The fight descended into a chaotic melee as the humans charged recklessly, fuelled by anger and the slight against their sexual orientation. From their safety Stefi saw more horses fall screaming, humans stabbed and pummeled by hooves, Richo’s horse trotting about with its head –and its rider’s–held high. Ifaut, though, looked ready to cry, her face as gray and sickly as the ash that remained of much of her home.
At last the few remaining humans thought it better to run than stay and fight. They turned to flee, only to be struck down by whistling arrows from the archers, who were accompanied by Pheia.

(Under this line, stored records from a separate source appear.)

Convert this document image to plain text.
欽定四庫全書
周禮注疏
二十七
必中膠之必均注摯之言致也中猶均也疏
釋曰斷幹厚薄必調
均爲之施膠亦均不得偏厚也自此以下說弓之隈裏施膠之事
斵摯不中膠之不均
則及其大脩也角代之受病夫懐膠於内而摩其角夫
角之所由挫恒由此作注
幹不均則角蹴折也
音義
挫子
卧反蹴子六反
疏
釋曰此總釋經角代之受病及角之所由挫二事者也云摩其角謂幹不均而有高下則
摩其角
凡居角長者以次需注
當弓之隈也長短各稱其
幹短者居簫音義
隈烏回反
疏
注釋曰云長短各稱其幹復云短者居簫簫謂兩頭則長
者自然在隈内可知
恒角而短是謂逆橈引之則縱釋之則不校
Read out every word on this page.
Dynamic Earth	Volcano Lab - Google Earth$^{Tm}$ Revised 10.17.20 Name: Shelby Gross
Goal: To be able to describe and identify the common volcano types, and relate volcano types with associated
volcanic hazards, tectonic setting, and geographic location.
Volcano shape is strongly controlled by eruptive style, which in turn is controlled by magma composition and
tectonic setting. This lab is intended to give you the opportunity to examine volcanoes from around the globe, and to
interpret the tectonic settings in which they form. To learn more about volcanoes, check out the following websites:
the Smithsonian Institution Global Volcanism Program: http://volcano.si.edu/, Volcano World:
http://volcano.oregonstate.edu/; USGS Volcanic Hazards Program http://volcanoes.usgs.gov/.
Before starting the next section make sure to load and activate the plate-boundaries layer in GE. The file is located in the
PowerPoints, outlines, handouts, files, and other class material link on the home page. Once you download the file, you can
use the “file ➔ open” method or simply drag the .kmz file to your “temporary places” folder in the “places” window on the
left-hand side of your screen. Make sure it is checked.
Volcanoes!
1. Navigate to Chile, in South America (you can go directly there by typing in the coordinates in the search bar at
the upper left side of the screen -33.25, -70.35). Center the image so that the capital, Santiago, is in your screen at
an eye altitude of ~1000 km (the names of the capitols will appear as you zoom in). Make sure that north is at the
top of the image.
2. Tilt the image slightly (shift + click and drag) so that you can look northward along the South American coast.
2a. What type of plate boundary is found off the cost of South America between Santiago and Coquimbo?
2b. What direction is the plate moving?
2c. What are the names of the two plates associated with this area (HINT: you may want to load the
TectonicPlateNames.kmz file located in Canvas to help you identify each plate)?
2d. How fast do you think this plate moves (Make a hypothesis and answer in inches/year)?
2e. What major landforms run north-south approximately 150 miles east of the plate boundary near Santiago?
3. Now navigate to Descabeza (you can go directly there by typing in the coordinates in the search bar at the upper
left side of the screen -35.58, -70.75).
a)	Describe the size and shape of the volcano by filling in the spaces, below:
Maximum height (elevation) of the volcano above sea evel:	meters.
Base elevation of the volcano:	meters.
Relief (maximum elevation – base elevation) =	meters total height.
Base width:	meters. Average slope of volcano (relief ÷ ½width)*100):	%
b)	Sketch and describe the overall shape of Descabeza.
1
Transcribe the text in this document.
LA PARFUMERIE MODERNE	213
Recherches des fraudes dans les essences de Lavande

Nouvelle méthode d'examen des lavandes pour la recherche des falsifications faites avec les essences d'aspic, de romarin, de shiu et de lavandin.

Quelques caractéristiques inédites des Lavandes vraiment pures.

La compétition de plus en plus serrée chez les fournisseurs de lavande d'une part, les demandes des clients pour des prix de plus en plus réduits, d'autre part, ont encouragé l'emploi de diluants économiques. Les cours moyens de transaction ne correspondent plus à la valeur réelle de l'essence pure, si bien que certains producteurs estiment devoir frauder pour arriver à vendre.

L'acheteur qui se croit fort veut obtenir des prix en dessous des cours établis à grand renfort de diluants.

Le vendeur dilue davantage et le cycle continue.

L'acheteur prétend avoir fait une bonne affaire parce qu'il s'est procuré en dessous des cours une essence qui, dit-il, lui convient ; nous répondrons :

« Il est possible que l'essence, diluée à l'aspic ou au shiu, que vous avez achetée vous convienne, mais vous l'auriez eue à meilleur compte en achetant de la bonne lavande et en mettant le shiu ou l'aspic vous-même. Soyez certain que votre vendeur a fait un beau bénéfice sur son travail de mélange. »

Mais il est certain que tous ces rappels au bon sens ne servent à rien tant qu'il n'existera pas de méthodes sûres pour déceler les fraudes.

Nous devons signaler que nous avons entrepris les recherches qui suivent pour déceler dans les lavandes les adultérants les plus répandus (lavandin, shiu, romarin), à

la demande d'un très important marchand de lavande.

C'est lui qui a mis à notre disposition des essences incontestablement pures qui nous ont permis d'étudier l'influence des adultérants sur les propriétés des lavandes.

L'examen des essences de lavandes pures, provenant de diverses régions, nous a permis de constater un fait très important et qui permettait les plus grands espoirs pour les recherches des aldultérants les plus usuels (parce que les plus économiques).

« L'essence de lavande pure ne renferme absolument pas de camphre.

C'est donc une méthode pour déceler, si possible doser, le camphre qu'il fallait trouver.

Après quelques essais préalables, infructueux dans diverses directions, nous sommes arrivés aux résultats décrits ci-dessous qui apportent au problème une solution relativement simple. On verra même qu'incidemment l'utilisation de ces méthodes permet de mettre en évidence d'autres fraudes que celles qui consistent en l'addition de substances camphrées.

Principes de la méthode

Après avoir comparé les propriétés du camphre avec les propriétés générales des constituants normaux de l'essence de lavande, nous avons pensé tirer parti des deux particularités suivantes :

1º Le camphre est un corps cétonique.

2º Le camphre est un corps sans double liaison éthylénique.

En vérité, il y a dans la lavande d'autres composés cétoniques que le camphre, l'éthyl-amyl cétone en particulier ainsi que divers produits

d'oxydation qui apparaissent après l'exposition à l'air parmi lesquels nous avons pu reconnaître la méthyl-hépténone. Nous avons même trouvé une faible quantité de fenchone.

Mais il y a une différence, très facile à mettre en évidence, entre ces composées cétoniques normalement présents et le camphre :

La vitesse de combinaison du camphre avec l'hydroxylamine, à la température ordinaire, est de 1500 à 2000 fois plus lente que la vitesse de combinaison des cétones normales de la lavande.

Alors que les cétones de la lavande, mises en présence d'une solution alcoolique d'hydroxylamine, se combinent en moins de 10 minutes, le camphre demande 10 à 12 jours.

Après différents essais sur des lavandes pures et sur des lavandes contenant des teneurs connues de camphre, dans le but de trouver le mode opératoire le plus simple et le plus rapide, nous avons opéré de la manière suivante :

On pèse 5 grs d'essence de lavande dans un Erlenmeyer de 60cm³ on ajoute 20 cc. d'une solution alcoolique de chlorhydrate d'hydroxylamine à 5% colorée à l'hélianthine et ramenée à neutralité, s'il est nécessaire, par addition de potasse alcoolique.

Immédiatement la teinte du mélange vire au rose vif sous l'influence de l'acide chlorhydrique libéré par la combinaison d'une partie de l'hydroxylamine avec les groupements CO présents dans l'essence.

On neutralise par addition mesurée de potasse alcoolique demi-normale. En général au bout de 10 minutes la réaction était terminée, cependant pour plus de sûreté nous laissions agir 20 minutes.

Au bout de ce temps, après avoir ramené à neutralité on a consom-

“Well,” Richo gloated as his horse trotted over to the Fieretka, “that was exciting, wasn’t it?” He let out an insincere sigh as he surveyed Mafouras. Even now Furosans were beginning to peek from the houses still standing where they’d been held prisoner, every one of them wearing the same expression of grief and relief. Then he said to Ifaut, “Look, our people.”
Indeed, at the sight of Ifaut a great cry rang out, echoed a hundred times over as the Mafourans who hadn’t escaped into the forest ran from their homes-turned-prisons.
Suddenly Ifaut tumbled from Richo’s horse and hit the ground, drawing a collective gasp from the crowd. Ignoring the pain, she clambered to her feet and cowered under their gazes. Suddenly she hated them, wanted them all to look away. All of them, that is, besides the gray eyes she felt being forced deeper into the gathering crowd.
“Eager, isn’t she?” Richo laughed, then addressing the growing crowd with his lofty voice, “I give you back your home!” He waited for the cheering to subside before he continued, shouting over the gentle murmur that remained. “And I give you your new king and queen!”
The resulting cheer was so loud Ifaut clamped her hands over her sensitive ears, contorting her face as if it would help block out the noise. It didn’t. Neither did her own screams. But no one noticed their princess and future queen screaming.
The roaring rose in her ears, threatening to drown her under a tide of noise. “I hate you!” She didn’t know if her voice came from her mouth or mind. Her parents were dead, the rightful rulers of Mafouras, and all anyone cared about was their new handsome king-to-be. She hadn’t even had the chance to see their bodies, although she knew she couldn’t bring herself to do so. How might they look? Reflections of her home, battered and broken? No, better to remember them as they were in life.
Somehow she didn’t care anymore. And somehow she found the strength to run.